Schon kurz nach der mörderischen Amokfahrt des 26-jährigen Mannes aus Kalsdorf in der Grazer Innenstadt blühten die ersten hetzerischen Kommentare auf. FPÖ-Parteichef Strache nahm gleich die ethnische Witterung auf und postete auf FB: „Wahnsinnstat in Graz! Der Täter ist aus Bosnien. Ein religiös begründetes Attentat wird nicht ausgeschlossen!“
Das Posting wirft die Frage auf, wie lange ein Mensch österreichischer Staatsbürger sein bzw. hier leben muss, um auch von der FPÖ bzw. Strache als Österreicher anerkannt zu werden? 20 Jahre reichen offensichtlich nicht – tun es 50 Jahre, reichen zwei Generationen? Das sollte jedenfalls im Wahlprogramm der FPÖ klar angesprochen werden, damit sich die Zuwanderer auskennen, was die FPÖ von ihnen hält!
Vermutlich ist es Strache aber noch mehr um die wilde Spekulation mit dem „religiös begründeten Attentat“ gegangen. Die Grazer Polizei hat das zwar gleich einmal ausgeschlossen, aber was weiß schon die lokale Polizei? Die „Krone“ hat noch am Samstag online und dann am Sonntag in der Print-Ausgabe eine ordentliche Vorgabe gemacht: Das „blindwütige Vorgehen“ des Amokfahrers trage „leider auch die schreckliche Handschrift von Dschihadisten-Einzelkämpfern“ (Krone, 21.6.15). Das Blatt mischt zum Beweis dafür das sensationslüsterne Zitat des Verfassungsschutzchefs Gridling dazu, wonach die Terrorangriffe von heute mit Messer oder Auto ausgeführt würden.
Mittlerweile ist die „Krone“ umgeschwenkt vom „blindwütigen Vorgehen“ bei der Amokfahrt hin zur Tat, die „bis ins Detail geplant“ und „bewusst durchgeführt“ wurde. (Krone, 23.6.15) Strache gefällt auch dieser Schwenk der „Krone“ – er teilt den Beitrag auf seiner FB-Seite „zur Info“. Den Eintrag über die möglichen religiösen Motive hat er längst gelöscht, nachdem er medial und auf FB dafür heftig kritisiert wurde. Jetzt sieht er sich als Opfer einer „üblen Kampagnisierung“.
Apropos tatsächliche Opfer: Eines der Todesopfer ist Muslim, ebenso seine Kopftuch tragende Frau, die schwerst verletzt überlebte.
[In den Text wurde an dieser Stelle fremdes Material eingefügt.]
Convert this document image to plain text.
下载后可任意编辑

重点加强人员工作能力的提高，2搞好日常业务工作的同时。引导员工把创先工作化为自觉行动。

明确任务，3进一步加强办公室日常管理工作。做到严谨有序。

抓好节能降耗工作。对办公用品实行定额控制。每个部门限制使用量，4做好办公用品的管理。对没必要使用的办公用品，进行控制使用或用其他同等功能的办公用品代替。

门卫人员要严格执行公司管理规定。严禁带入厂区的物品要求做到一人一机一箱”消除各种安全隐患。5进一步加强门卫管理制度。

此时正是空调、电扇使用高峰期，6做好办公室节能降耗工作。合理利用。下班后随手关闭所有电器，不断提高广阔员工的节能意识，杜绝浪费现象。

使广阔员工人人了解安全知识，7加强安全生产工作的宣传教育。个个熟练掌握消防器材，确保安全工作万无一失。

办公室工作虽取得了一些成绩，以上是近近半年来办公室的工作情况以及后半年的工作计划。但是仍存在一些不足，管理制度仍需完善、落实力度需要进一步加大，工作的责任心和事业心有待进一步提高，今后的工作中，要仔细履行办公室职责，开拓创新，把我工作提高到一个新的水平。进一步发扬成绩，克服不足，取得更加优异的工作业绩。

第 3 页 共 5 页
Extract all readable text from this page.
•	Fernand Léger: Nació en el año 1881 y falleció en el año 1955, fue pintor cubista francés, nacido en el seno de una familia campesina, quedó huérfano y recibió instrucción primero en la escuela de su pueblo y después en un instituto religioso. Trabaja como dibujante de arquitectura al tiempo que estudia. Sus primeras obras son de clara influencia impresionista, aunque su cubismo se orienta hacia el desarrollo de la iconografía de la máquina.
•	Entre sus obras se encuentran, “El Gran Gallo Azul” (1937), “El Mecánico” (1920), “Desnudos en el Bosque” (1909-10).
Wie mehrere Medien berichten, hat der Täter auch eine andere Frau mit Kopftuch mit einem Messer bedroht.
Das alles interessiert die Hetzer von „unzensuriert“ bis zu den Obskuranten der FB-Gruppe „Gegen Dekadenz und Werteverfall“, die die Hetzwache angekündigt haben, nicht. Während sich „unzensuriert“ noch damit abmüht, aus dem Gehör einer „angeblichen Augenzeugin“ und dem Geschreibe der „Krone“ ein „islamistisches Motiv“ zusammenzureimen, ist das für die FB-Gruppe des Ex-Pegida-Sprechers Georg Nagel schon klar: „Es ist naheliegend, dass es sich wahrscheinlich um einen islamischen Bosniaken handelt und die ganze Tat mithin als islamischer Terrorakt zu bewerten ist. Die zunehmende Anzahl von islamisch motivierten Gewaltverbrechen in Europa soll systematisch vertuscht werden.“
Facebook-Seite des Ex-Pegida-Sprechers Georg Nagel
Und dann wird doch glatt behauptet, dass es auch in Österreich „schon oft islamischen Terror“ gab. Einer von denen, die besonders eifrig in der Gruppe gegen den Werteverfall aktiv sind und auch zur Teilnahme an der Mahnwache aufrufen, wird nach eigenen Angaben gerade auf seine Freilassung vorbereitet – er ist wegen versuchten Mordes an einem – bosnischen! – Jugendlichen und wegen Sprengstoffanschlägen (darunter eine Moschee) 2008 zu einer empfindlichen Freiheitsstrafe verurteilt worden.